Most businesses in the US are, or are started as, sole proprietorships. However, for those of you who want or need a partner in your business, there are a few questions you should be discussing before anything really gets going.
All the partners should get on the same page about what they expect out of the relationship. This includes questions like:
- Are we more interested in positioning the company for a sale, or for building a long-term lifestyle company?
- What role are each of us going to play in the company today? How about 5 years from now?
- Do any of the partners anticipate changing their roles in the future for any reason? This could include bringing job duties more in line with interests, or for personal and family reasons.
- Do the partners expect that this will be a full-time commitment, or will some partners be expected to work only part-time? Will this change as the business grows?
- Do the partners expect to be able to live off the business, or will they have to get/keep day jobs? Will this change as the business grows?
- How much and what type of communication is expected? Do certain partners have “ownership” of certain decisions? How will they keep other partners in the loop?
Money is a very difficult topic for most people. We don’t usually get to practice communicating what we think we’re worth to other people, and it’s considered gauche to tell other people what we earn. Therefore, a lot of business owners tend to go into money conversation unprepared. That does not mean you get to skip these questions however! Setting a solid foundation regarding what each partner can expect from the business and the other partners can save a lot of heartache down the road.
Topics to discuss include:
- How much money (capital) does the business need to get started?
- How much money does the company need to operate for the first year, or first five years?
- When can the company realistically expect to break even or start making a profit? Note: this can be long after revenue begins, depending on how much money it takes to get the business started.
- How much should each partner get paid, if anything?
- Do the partners want investors? If so, what is the investment strategy?
- If the partners are bootstrapping, is there a budget for the business?
- If the partners are using credit, what sources of credit are available, and on what terms?
- How much has each partner given to the business, or spent for the business? Do the partners expect that contributions to the company will continue? For how long?
- How much is each partner expected to contribute to the business? If one partner can’t meet that expectation, what happens?
This is where all the above questions are leading, eventually. Each partner will need to know how much of the business they own. This matters for taxes, compensation, dividends, later sale of the business, etc. The two biggest mistakes business owners make in this area are (1) agreeing to an even split (50/50 or 33/33/33) without real discussion as to why and what it means and (2) not airing their discomfort with a certain ownership percentage and letting their resentment build. Both of these strategies can, and often do, lead to problems and complications down the road.

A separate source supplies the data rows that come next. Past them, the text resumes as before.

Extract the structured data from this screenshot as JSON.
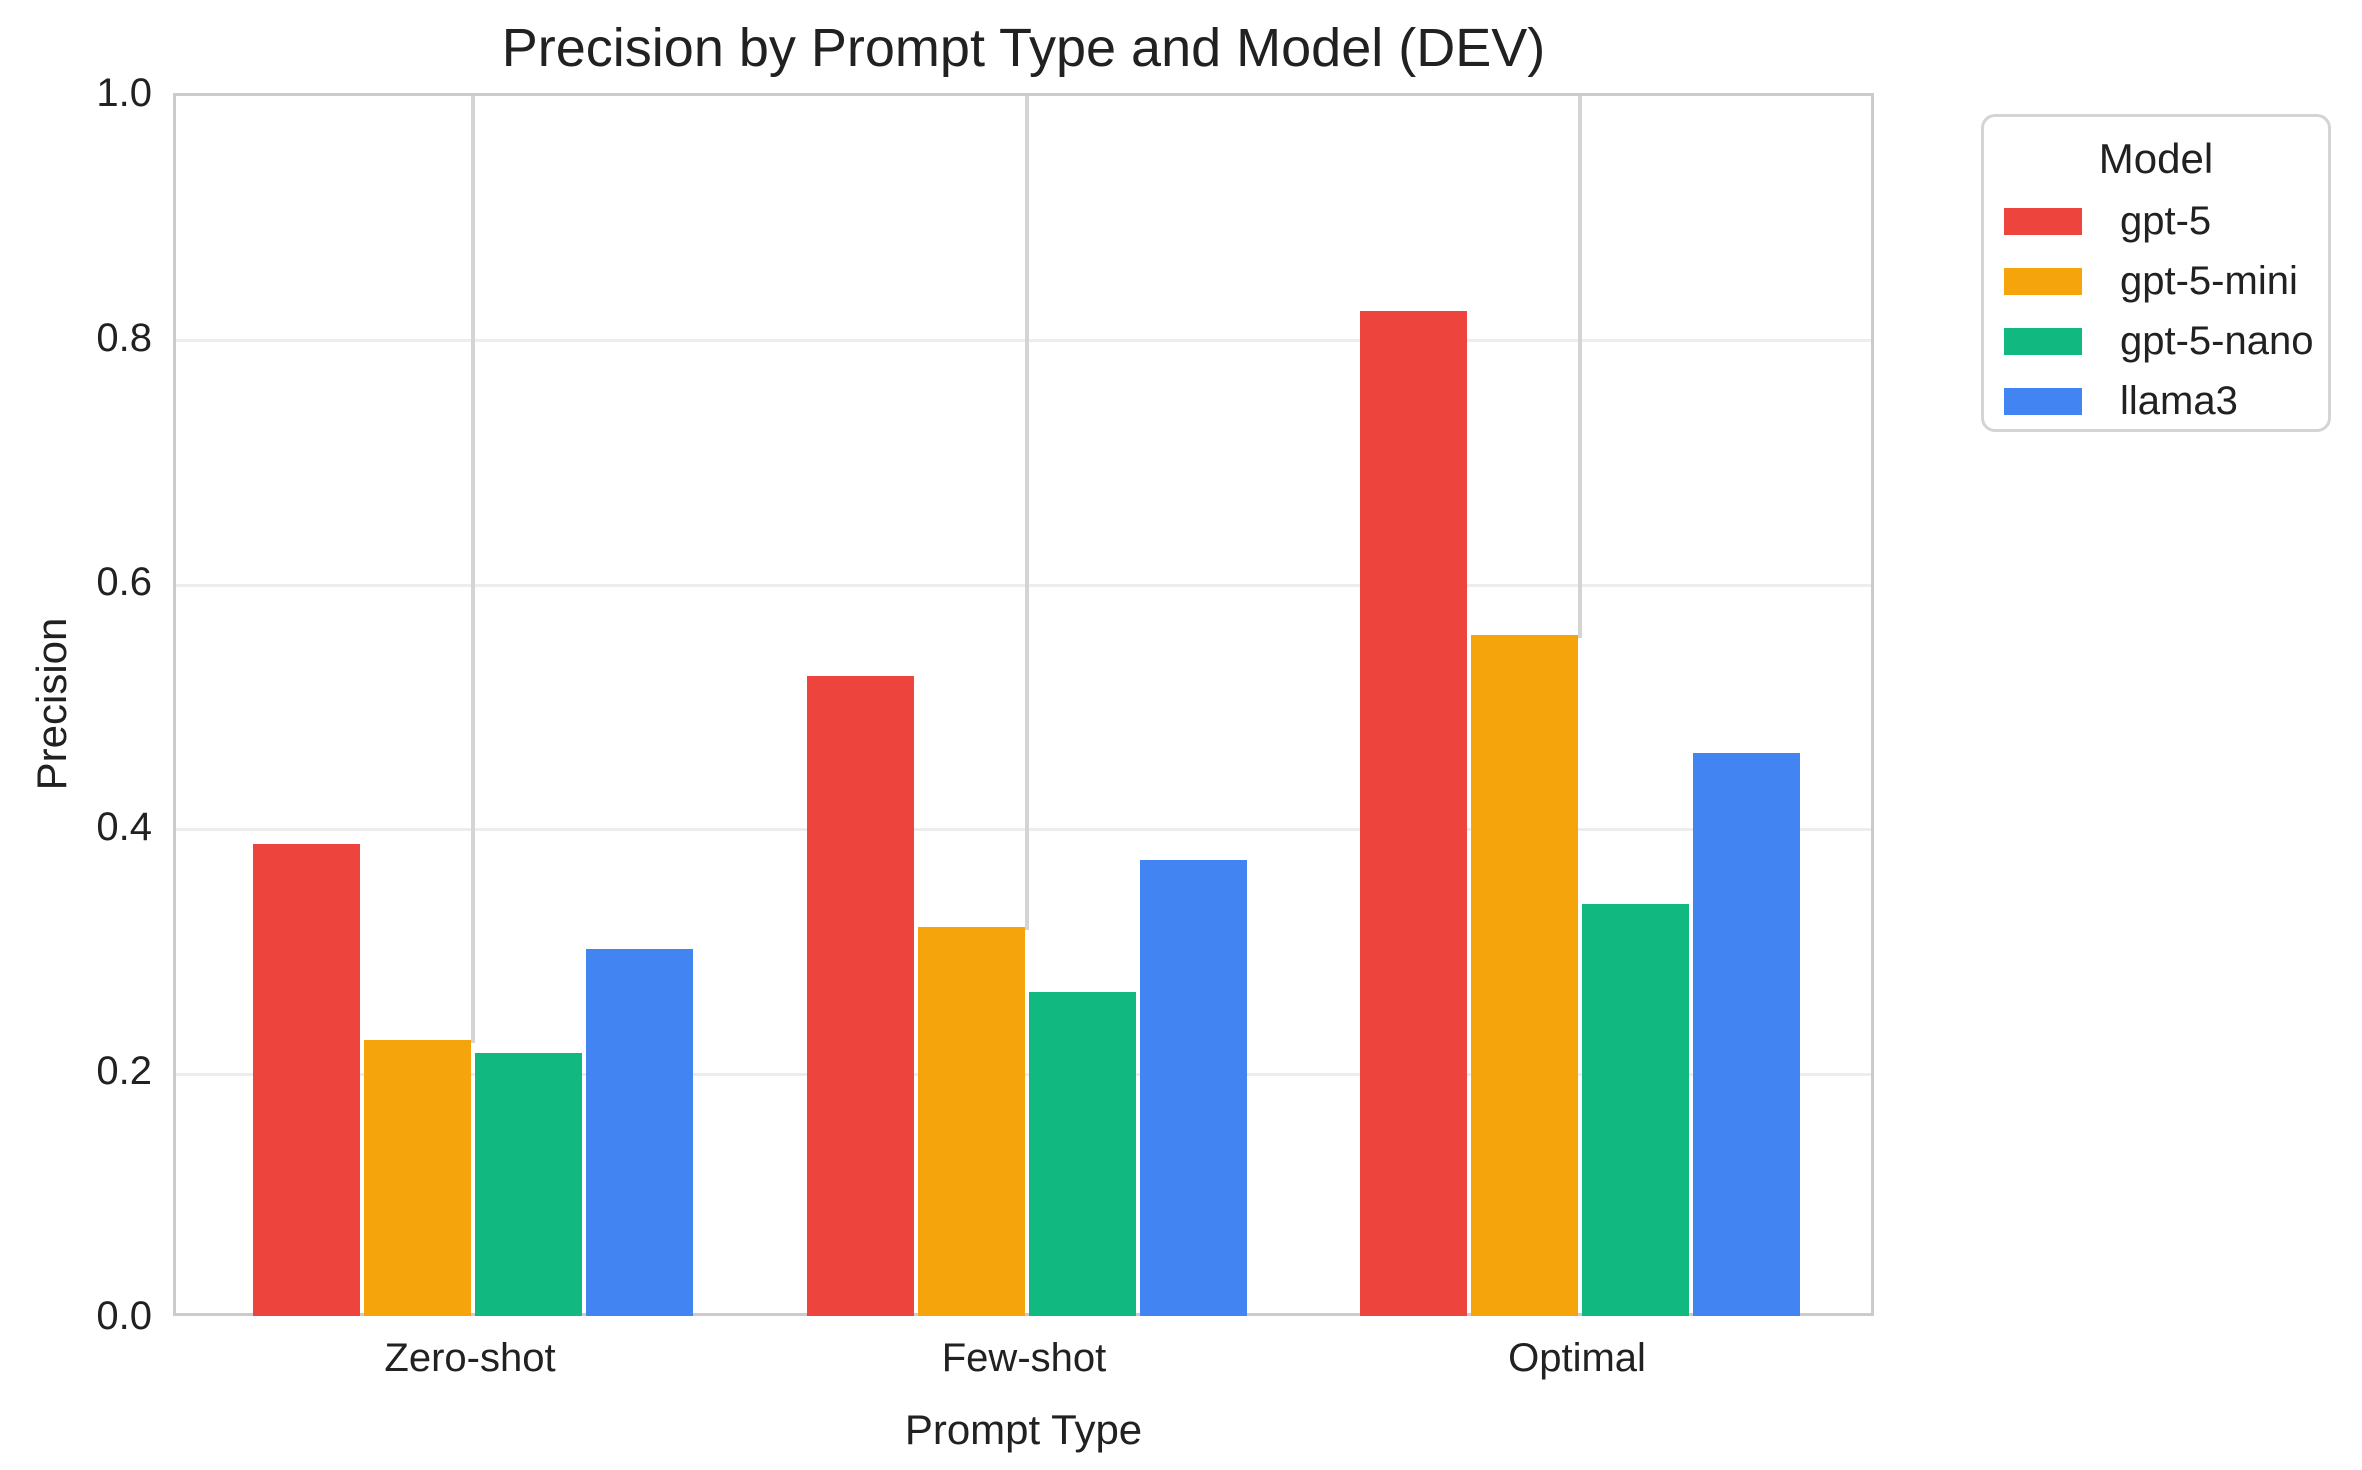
{
  "title": "Precision by Prompt Type and Model (DEV)",
  "legend": {
    "title": "Model",
    "entries": [
      {
        "label": "gpt-5",
        "color": "#EE443E"
      },
      {
        "label": "gpt-5-mini",
        "color": "#F5A40B"
      },
      {
        "label": "gpt-5-nano",
        "color": "#11B980"
      },
      {
        "label": "llama3",
        "color": "#4384F3"
      }
    ]
  },
  "colors": {
    "red": "#EE443E",
    "orange": "#F5A40B",
    "green": "#11B980",
    "blue": "#4384F3",
    "hgrid": "#ededed",
    "vgrid": "#d4d4d4",
    "spine": "#cbcbcb",
    "text": "#212121"
  },
  "chart_data": {
    "type": "bar",
    "title": "Precision by Prompt Type and Model (DEV)",
    "xlabel": "Prompt Type",
    "ylabel": "Precision",
    "categories": [
      "Zero-shot",
      "Few-shot",
      "Optimal"
    ],
    "series": [
      {
        "name": "gpt-5",
        "color": "#EE443E",
        "values": [
          0.386,
          0.523,
          0.822
        ]
      },
      {
        "name": "gpt-5-mini",
        "color": "#F5A40B",
        "values": [
          0.226,
          0.318,
          0.557
        ]
      },
      {
        "name": "gpt-5-nano",
        "color": "#11B980",
        "values": [
          0.215,
          0.265,
          0.337
        ]
      },
      {
        "name": "llama3",
        "color": "#4384F3",
        "values": [
          0.3,
          0.373,
          0.46
        ]
      }
    ],
    "ylim": [
      0.0,
      1.0
    ],
    "yticks": [
      "0.0",
      "0.2",
      "0.4",
      "0.6",
      "0.8",
      "1.0"
    ],
    "grid": true,
    "legend_title": "Model",
    "legend_position": "outside-right"
  }
}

Instead, what all partners should do is make a list of everything they have contributed, or plan to contribute to the company and value all those contributions. These may include:
- Physical assets, such as computers or equipment
- Real estate
- Time – the actual number of hours each partner has provided to the company
- Intellectual property, such as graphic design, logo design, internal processes, document creation, customer lists, etc.
- Costs of the company the partner has paid
Each partner should add up the value of everything on their list, and start from there. If the ownership is weighted more towards one partner than another, this is a good time to have a discussion about whether one partner should have significantly more ownership than the other and what that means for the partners and the company. Any of these numbers should be a starting point for discussion, and not necessarily the end result. If any partner is unhappy with the deal they are getting, that should be resolved at this point, not three years down the road.
This can be a very deep and emotional discussion, but it can prevent so many later issues by getting everyone on the same page and pulling in the same direction from the very beginning. It also helps to practice your communication with each other and can provide insight into what your partner will be like to work with over the coming years. This is an important part of the business process, so don’t skip it!